Thursday, September 16, 2010

Reflections on Self Love: Eating Naturally


Another overly busy day, so again this is going to be a brief check-in with reflections on self love. And we might take our postponed trip across the bay tomorrow, fog permitting, so I don't even know if I'll get to post tomorrow, but I'll surely try and read the post before we leave so that I can reflect on it.


(latest batch of no-sugar cookies, super-simple, chia-sweet, flax meal, shredded coconut, ground walnuts, a little carob) 

Well, I love the wonderful serendipity of the ways that these posts feed into one another! Today's post is about eating naturally and finding a comfortable relationship with food and how to make dietary choices. Tina asks, "Have you experienced any shifts in how you view food? What are the biggest influences in your food choices?"

And here I was at the naturopath's for a good chunk of time this morning, and we talked quite a bit about some of that. Not what I eat but how I eat. I've been frustrated because of feeling like I've gained some weight; he says that I'm approaching a healthy weight. But he also says that because of my long starvation history, my body's pathways will be predisposed to store fuel as fat rather than build muscles, simply because storing fat is efficient and it's used to expecting 'famine.' The important take-home message was that the longer I continue not to starve myself, for any reason or pretext, the sooner my metabolism will get back on track, and so the easier it will be to build muscle and lose weight. He warned me that if I go back to self-starvation as soon as we're finished with the whole series of chelation/yeast killing/etc, I'll go straight back to square one with the metabolic and hormonal problems. 

The sane side of myself also knows that I'm into the 'water retaining' end of the month (plus chelating bloats me) and he added that women with hormonal imbalances tend to retain more water at those times, that I could bet on a fluctuation of a good 5-10lbs! Since I'm not very big to begin with, that's a huge fluctuation. And it's another thing that will even out, the longer I continue to eat regularly. 

So, that ties in with yesterday's reflection on perseverance also! To keep on eating regularly, no matter what the 'demon' says, no matter what, and to trust that my metabolism will right itself, that I will continue to be able to exercise more, that eventually I'll feel comfortable in my body.

I'm working on a big shift in how I view food: from a scary, deceptive enemy to a kind of medicine and sometimes a source of pleasure. Most of the 'pleasure' foods I make are for other people and I don't partake, but just recently, especially since having the Vita-Mix, I've been wanting to enjoy food more.

My food choices are influenced by… that could be a long list. Fresh is important.
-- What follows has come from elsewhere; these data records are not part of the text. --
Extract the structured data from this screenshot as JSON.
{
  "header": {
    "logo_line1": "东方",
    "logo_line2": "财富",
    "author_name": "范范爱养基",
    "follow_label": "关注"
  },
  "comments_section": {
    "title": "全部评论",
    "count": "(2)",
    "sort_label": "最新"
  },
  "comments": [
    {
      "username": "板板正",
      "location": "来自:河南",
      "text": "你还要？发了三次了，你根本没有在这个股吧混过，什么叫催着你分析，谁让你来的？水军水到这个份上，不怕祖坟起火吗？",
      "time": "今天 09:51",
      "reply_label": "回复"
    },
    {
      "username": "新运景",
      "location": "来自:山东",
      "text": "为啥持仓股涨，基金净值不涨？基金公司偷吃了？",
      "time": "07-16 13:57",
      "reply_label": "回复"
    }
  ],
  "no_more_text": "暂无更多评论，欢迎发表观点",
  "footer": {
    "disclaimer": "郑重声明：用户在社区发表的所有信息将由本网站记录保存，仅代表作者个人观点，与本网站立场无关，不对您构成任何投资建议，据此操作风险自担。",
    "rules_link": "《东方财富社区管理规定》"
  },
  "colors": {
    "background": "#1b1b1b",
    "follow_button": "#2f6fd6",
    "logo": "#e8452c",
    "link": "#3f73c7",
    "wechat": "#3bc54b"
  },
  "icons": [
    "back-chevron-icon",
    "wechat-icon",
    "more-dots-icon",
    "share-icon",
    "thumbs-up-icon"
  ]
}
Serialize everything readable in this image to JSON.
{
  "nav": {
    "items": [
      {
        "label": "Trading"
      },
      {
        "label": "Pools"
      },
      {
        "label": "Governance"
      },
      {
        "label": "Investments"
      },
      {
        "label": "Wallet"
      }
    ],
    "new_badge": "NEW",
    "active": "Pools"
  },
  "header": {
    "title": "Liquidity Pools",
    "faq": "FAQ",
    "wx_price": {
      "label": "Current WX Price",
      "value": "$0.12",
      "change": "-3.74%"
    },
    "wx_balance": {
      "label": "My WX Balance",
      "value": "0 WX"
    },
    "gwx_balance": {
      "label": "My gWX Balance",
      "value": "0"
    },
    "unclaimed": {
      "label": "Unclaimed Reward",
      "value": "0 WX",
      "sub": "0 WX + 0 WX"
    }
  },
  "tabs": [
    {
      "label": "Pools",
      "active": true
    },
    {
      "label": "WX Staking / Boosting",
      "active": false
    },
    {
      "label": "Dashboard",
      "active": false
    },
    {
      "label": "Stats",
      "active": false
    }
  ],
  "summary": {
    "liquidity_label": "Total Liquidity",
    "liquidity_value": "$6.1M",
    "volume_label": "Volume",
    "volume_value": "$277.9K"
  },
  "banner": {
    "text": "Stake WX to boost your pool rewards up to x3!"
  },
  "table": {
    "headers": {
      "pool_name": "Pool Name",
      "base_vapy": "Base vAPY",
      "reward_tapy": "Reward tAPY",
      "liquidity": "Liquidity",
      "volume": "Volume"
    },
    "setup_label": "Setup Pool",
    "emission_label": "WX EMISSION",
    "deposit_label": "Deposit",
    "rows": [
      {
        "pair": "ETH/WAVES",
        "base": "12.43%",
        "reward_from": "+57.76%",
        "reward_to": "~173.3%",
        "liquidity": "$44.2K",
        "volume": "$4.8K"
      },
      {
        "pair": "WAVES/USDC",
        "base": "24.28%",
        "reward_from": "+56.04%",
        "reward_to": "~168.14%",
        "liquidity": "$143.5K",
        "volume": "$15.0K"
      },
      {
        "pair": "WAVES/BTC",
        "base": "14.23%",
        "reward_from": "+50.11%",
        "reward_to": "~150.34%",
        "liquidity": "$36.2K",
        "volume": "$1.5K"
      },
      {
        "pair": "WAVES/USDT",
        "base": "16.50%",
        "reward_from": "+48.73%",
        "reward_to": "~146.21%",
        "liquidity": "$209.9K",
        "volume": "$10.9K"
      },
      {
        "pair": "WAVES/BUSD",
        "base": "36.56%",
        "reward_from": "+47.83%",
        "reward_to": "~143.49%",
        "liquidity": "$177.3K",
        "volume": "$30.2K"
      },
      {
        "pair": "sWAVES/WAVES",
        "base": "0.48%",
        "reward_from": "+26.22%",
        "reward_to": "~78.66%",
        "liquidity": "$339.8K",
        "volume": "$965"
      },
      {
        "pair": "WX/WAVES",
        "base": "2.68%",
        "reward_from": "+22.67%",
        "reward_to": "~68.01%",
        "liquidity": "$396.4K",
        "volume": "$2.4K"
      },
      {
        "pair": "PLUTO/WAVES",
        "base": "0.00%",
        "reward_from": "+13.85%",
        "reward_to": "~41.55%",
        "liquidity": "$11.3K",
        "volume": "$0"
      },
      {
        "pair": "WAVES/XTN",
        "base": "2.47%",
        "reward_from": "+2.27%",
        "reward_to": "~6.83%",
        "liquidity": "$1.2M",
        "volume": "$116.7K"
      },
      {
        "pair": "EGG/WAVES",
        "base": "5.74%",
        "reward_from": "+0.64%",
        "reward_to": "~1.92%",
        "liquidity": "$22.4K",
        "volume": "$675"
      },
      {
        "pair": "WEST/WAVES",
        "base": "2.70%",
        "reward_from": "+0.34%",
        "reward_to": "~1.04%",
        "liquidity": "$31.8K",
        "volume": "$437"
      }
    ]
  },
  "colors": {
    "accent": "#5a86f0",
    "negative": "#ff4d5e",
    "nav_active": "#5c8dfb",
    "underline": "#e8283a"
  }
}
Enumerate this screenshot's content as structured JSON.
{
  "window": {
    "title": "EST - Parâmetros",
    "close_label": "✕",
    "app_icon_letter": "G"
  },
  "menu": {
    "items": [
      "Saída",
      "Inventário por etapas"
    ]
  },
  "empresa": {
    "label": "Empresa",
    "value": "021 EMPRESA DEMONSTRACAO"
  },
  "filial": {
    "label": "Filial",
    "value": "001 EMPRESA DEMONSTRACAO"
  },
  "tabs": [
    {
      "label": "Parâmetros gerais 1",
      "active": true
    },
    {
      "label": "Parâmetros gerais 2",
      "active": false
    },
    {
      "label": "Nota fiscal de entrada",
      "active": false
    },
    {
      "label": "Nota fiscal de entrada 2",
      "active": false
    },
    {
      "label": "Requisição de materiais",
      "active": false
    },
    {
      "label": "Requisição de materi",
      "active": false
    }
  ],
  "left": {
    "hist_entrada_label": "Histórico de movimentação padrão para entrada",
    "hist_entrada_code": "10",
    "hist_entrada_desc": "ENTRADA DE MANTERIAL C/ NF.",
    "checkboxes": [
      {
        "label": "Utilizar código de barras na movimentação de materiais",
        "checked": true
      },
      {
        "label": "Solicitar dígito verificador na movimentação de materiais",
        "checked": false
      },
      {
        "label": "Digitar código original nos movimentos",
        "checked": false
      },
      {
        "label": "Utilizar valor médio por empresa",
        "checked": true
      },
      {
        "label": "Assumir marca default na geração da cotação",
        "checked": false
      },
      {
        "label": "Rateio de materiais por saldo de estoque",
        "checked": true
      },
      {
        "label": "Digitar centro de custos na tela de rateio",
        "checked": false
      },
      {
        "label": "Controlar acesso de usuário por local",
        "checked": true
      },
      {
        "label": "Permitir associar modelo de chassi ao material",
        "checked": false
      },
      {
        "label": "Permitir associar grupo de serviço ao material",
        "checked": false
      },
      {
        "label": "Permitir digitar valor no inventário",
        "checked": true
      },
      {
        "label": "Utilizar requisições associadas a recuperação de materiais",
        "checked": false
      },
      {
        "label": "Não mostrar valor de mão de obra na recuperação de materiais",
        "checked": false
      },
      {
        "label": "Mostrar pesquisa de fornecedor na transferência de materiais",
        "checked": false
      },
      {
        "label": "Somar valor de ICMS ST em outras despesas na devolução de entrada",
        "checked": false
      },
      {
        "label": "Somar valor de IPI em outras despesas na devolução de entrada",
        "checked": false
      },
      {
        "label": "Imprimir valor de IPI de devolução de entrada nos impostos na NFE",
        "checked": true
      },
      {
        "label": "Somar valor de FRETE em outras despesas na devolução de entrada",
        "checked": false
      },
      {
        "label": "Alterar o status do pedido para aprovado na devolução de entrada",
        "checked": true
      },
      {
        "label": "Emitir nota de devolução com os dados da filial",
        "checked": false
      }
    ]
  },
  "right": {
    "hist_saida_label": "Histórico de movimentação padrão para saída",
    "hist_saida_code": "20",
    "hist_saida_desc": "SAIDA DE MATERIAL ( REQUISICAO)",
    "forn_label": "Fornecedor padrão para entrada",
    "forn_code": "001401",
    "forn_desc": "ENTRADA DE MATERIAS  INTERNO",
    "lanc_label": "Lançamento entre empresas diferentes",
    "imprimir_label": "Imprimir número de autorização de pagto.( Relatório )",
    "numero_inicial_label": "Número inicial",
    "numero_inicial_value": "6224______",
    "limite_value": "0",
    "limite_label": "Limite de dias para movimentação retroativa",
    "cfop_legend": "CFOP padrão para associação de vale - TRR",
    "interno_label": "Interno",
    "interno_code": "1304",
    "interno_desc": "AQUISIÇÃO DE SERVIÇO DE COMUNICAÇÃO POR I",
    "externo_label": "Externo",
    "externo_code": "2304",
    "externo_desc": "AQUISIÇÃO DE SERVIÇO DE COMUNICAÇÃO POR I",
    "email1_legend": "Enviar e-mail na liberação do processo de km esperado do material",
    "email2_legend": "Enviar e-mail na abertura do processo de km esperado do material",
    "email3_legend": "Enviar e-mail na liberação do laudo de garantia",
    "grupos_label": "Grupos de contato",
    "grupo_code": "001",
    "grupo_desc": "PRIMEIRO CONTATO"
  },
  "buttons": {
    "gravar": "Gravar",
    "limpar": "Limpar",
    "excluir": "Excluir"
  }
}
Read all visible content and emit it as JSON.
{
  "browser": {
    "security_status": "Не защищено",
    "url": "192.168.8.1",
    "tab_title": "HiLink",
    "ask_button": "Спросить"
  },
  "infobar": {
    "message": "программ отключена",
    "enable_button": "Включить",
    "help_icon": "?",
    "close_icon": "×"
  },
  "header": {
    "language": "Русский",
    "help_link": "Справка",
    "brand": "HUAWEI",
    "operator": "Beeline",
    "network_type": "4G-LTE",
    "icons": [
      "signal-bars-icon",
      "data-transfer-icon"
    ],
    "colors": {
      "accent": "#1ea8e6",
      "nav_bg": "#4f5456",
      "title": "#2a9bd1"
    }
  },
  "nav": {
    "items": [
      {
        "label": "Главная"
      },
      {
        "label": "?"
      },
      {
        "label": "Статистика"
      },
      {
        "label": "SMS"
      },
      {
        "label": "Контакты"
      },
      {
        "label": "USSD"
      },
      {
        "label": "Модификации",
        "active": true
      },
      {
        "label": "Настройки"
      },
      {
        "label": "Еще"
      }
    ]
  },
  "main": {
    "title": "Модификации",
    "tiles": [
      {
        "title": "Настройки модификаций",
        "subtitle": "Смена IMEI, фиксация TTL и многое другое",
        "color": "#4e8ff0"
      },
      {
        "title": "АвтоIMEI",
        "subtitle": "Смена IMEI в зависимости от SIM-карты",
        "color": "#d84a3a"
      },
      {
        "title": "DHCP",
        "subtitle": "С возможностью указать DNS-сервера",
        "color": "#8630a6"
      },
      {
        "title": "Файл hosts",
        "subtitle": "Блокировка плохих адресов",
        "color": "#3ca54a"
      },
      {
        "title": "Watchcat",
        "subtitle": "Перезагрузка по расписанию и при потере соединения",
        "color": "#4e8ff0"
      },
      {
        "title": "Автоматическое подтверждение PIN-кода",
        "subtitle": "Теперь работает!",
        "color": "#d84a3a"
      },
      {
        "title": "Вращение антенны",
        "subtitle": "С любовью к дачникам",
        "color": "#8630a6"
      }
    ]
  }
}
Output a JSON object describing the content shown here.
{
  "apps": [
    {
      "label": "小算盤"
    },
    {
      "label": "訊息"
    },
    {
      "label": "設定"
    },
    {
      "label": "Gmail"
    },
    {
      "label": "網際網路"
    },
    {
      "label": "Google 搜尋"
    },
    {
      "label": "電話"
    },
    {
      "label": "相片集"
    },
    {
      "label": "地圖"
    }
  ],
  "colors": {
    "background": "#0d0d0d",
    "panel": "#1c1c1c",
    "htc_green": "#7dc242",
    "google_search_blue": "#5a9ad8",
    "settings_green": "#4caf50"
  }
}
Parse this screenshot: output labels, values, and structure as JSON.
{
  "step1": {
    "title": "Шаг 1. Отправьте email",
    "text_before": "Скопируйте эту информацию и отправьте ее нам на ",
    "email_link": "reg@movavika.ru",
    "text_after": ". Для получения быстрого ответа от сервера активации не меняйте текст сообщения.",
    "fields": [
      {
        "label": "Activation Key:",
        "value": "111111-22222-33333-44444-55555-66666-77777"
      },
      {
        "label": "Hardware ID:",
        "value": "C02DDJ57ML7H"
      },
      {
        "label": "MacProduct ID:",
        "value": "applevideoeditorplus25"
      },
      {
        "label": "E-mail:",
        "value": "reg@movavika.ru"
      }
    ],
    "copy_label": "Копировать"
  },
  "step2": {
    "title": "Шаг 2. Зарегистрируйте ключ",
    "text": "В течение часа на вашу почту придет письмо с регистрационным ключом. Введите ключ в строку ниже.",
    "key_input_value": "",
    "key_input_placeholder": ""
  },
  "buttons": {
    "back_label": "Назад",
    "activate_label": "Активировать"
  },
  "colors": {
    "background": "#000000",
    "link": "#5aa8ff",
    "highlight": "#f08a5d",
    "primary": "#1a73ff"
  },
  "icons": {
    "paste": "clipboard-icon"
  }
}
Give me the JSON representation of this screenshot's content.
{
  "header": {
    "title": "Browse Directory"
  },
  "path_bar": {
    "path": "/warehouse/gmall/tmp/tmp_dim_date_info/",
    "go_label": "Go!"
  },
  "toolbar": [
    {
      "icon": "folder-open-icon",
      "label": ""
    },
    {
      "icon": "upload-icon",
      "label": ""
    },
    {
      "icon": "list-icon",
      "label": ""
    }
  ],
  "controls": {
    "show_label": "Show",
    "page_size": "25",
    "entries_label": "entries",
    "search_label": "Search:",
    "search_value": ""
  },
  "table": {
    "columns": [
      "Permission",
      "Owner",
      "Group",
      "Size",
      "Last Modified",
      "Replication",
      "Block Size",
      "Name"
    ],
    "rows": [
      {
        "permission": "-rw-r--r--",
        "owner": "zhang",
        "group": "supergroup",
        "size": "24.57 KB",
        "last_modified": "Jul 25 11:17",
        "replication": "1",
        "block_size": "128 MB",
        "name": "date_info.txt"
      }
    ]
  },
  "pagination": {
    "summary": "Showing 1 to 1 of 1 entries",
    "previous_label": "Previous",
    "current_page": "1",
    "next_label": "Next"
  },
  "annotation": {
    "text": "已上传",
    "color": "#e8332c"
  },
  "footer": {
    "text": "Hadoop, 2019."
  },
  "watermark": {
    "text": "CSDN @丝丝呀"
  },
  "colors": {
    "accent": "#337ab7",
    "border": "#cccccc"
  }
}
Plant-based is important. How it feels in my tummy is very important. A big shift in my food choices has been toward fat and protein and away from sugar. I used to fear fat and avoid it completely, and even though my guts aren't great now, I feel so much better minimizing sugar than I did when I ate almost exclusively fruit. Sometimes I'm drawn to something just because it tastes good, but I've had so many bad experiences with things that tasted good in the moment and made me sick afterwards that I'm wary of that most of the time. But if there are things that taste good but that also have medicinal qualities that I'm aware of (like fermented foods with probiotics, spices with antioxidants and healing powers, etc), I'm much more likely to really go with them.

Thanks for reading - please share your own ideas too!